M. Gilbert GANTIER, rapporteur au nom de la commission des affaires étrangères. (Rapport n° 602).

(Procédure d'examen simplifié ; art. 107 du Règlement)

6. Discussion du projet de loi, adopté par le Sénat (n° 265), autorisant la ratification du traité entre la République française, le Royaume d'Espagne, la République d'Italie et la République portugaise portant statut de l'Eurofor.

M. Paul QUILES, rapporteur au nom de la commission des affaires étrangères. (Rapport n° 603).

(Procédure d'examen simplifié ; art. 107 du Règlement)

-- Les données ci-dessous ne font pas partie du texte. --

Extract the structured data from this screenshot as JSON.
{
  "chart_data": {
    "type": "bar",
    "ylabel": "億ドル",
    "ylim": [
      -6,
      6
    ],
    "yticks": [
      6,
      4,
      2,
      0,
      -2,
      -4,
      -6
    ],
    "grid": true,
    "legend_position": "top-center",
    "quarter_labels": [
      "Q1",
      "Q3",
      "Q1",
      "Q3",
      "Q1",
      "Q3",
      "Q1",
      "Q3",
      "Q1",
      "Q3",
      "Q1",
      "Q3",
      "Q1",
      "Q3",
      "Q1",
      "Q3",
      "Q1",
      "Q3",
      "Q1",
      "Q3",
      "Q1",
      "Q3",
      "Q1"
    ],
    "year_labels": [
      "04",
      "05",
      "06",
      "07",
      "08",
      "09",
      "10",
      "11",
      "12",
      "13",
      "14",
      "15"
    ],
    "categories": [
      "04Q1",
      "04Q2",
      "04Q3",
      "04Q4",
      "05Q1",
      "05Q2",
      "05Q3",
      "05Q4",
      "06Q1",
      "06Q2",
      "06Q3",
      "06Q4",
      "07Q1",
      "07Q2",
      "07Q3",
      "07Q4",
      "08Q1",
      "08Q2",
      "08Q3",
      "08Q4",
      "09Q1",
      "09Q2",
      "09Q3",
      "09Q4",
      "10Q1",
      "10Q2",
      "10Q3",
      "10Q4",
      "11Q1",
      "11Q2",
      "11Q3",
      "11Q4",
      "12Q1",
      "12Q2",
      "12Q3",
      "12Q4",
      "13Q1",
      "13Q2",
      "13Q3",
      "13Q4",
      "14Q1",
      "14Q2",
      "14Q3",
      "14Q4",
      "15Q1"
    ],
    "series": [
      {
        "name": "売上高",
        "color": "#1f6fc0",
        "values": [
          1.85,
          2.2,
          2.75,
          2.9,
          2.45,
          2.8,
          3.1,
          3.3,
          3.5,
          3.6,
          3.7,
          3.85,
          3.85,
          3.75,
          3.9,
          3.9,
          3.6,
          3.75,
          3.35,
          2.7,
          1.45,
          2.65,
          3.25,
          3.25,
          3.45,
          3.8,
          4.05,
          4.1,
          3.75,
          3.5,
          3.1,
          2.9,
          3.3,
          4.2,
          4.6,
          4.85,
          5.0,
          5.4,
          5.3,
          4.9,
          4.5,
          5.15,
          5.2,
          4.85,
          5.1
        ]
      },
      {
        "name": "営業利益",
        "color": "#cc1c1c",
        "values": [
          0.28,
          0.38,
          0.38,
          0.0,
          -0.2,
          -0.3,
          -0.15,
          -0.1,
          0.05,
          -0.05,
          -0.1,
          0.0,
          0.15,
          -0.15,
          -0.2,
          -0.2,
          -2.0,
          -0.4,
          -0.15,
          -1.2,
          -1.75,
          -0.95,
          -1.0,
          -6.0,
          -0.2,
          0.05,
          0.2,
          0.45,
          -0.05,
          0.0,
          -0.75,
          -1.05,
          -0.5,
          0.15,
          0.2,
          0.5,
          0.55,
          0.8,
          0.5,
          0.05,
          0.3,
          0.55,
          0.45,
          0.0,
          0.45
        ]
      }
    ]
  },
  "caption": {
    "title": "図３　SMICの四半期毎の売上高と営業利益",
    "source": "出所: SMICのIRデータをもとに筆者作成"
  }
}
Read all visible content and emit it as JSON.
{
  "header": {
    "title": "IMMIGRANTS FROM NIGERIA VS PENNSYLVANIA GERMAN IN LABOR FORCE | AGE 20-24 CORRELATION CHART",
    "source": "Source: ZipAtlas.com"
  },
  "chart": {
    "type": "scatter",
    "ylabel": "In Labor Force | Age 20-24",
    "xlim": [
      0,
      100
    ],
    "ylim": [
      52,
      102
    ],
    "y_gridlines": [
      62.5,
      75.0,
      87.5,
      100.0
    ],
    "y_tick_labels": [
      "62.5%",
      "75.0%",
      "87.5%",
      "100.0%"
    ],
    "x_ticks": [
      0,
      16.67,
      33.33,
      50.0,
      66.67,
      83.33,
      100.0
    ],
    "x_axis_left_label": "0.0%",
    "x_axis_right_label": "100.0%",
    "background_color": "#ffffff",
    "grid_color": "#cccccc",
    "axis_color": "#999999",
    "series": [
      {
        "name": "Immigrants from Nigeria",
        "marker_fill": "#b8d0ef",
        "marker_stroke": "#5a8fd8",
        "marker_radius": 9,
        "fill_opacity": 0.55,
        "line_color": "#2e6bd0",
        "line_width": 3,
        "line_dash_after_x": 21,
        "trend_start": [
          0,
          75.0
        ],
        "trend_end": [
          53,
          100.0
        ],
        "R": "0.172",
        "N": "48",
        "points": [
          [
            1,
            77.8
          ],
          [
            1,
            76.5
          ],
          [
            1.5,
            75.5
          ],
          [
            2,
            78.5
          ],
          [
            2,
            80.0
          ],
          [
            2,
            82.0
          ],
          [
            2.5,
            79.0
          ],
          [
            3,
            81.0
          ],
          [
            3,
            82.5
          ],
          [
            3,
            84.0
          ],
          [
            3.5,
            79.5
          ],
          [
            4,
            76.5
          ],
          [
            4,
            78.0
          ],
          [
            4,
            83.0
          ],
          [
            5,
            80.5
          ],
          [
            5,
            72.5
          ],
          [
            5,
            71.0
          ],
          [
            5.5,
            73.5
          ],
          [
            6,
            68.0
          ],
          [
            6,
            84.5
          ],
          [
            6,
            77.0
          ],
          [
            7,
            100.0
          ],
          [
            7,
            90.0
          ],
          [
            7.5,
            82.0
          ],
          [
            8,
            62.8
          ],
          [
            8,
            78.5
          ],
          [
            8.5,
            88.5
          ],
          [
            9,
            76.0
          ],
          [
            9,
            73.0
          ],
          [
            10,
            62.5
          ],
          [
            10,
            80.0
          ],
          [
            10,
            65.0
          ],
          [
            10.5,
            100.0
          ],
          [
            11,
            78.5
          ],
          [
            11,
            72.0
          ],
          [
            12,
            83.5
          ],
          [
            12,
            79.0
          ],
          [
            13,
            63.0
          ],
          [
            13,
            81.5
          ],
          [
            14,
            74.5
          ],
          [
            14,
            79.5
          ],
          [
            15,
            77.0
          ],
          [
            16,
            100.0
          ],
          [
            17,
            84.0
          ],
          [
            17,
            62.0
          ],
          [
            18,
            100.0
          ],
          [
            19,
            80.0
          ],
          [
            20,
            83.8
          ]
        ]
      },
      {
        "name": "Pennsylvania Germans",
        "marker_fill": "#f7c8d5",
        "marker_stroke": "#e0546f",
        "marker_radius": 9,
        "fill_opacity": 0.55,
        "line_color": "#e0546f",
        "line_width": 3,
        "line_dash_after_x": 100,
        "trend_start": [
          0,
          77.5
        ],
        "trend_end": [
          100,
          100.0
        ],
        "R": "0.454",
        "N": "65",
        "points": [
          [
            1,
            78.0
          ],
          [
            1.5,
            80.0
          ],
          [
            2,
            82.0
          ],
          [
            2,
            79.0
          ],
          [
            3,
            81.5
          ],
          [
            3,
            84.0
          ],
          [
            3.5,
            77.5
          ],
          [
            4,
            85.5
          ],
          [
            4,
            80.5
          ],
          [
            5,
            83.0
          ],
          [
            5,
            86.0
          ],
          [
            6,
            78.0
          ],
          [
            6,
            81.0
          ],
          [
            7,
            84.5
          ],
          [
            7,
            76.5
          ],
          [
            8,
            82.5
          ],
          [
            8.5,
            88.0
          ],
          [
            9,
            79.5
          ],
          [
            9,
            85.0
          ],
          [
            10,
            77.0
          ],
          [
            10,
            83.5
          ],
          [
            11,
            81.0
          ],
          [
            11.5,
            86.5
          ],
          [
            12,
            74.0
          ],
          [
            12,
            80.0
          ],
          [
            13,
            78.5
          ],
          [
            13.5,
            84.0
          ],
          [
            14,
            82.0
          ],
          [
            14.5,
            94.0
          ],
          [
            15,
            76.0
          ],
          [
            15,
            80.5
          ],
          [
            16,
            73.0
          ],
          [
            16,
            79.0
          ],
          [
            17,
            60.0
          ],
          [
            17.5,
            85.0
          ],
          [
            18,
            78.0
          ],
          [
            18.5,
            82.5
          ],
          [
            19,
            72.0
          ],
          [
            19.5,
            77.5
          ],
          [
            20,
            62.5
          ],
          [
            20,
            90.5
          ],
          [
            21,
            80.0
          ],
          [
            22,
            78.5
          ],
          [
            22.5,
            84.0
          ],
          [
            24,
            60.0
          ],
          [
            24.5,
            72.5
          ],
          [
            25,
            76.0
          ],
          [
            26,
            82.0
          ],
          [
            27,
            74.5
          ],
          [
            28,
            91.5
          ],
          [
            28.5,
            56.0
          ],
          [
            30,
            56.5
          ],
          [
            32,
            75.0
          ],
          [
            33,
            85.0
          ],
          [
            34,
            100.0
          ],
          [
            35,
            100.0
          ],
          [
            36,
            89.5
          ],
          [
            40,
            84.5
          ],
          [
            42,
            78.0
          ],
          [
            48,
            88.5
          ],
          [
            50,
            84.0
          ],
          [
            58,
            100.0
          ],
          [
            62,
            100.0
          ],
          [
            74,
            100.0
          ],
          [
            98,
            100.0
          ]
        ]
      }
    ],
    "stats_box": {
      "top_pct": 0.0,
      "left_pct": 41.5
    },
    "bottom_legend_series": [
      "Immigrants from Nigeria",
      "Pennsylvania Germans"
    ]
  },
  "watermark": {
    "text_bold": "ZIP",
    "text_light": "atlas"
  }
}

7. Discussion du projet de loi, adopté par le Sénat (n° 275), autorisant l'approbation de la décision des représentants des Gouvernements des Etats membres de l'Union européenne, concernant les privilèges et immunités accordés à l'Institut d'études de sécurité et au Centre satellitaire de l'Union européenne, ainsi qu'à leurs organes et aux membres de leur personnel.

M. Paul QUILES, rapporteur au nom de la commission des affaires étrangères. (Rapport n° 603).

(Procédure d'examen simplifié ; art. 107 du Règlement)

8. Discussion de la proposition de loi (n° 534) de M. Christian PHILIP relative aux privilèges et immunités de la délégation du Comité international de la Croix-Rouge en France (CICR).

M. Bruno BOURG-BROC, rapporteur au nom de la commission des affaires étrangères. (Rapport n° 636).

9. Suite de la discussion du projet de loi, adopté par le Sénat (n° 606), relatif à la prévention des risques technologiques et naturels et à la réparation des dommages.

M. Alain VENOT, rapporteur au nom de la commission des affaires économiques, de l'environnement et du territoire. (Rapport n° 635).

A QUINZE HEURES : 2ème SÉANCE PUBLIQUE

Suite à l'ordre du jour de la première séance.

A VINGT ET UNE HEURES : 3ème SÉANCE PUBLIQUE

Suite de l'ordre du jour de la première séance.